My church newsletter pastor’s column for St. Peter Lutheran Church, Greene, Iowa, for December, 2016.
Emmanuel: God With Us
And the Word became flesh and lived among us.
– John 1:14
As we enter the month of December, it is hard to think of anything besides Christmas. For many of us, Christmas is about time with family, about presents under the tree, and childhood traditions. All of those are great, but at its core, Christmas is about this simple, profound story of God coming to live among us.
One of my favorite Christmas songs to listen to each year is the song Emmanuel. It’s by Michael W. Smith, and the only lyrics are the word “Emmanuel” repeated over and over, interspersed with a few other titles of Jesus.
The word “Emmanuel” means “God is with us,” and it’s found in Matthew 1:23, when an angel of the Lord comes to the virgin Mary and uses it to explain who her son Jesus will be. The child to be born will be God with us, fully God and fully human.
I like the word “Emmanuel” because this title for Jesus summarizes what’s unique about Christianity. As Christians, we worship God who has come to us, to be with us. Other religions might claim revelations or prophets from God, but Christianity is unique in claiming that God has personally come to live with us.
The church word for this claim is “incarnation.” I like that word, because it makes me think of flesh, of meat (in Spanish, the word for meat is “carne”). In the incarnation, God gets flesh. God comes and experiences all of human life, up to and including even death.
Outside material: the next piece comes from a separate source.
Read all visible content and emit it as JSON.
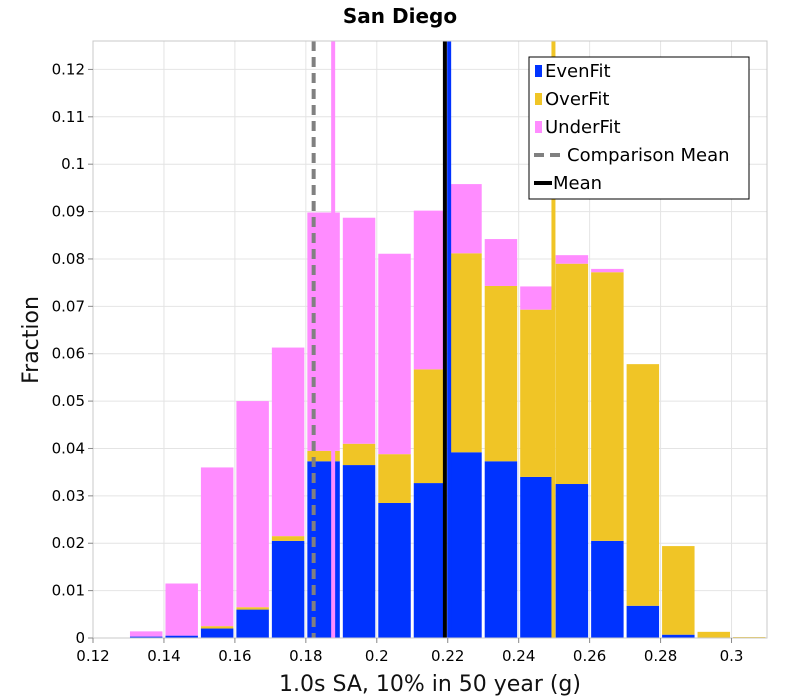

Sometimes we think God doesn’t understand what we’re going through, but the reality of incarnation says the opposite. Our Creator didn’t just put us here and leave us. God isn’t merely “up there” somewhere, majestically looking down at us. In Jesus, God has come to be with us. God understands everything we struggle with. God understands all of our joys and our sufferings because Jesus suffered too, and he did so for our sake.
Another great Christmas song, O Come, O Come, Emmanuel speaks of the longing we have as people for God to come be with us. The chorus calls us to rejoice, for God is coming. God is dwelling with us.
Each Wednesday in Advent (Nov. 30, Dec. 7, 14, 21), we’ll be looking at other “Songs of the Season” as we prepare to celebrate Christ’s coming. I hope you can join us for a soup supper at 5:15 followed by worship at 6:15 to explore this miracle of God living among us.
As you prepare to celebrate this Christmas, remember the miracle you’re celebrating. Out of love for us, the eternal Creator of the world has chosen to become flesh and live with us. What an amazing Christmas gift!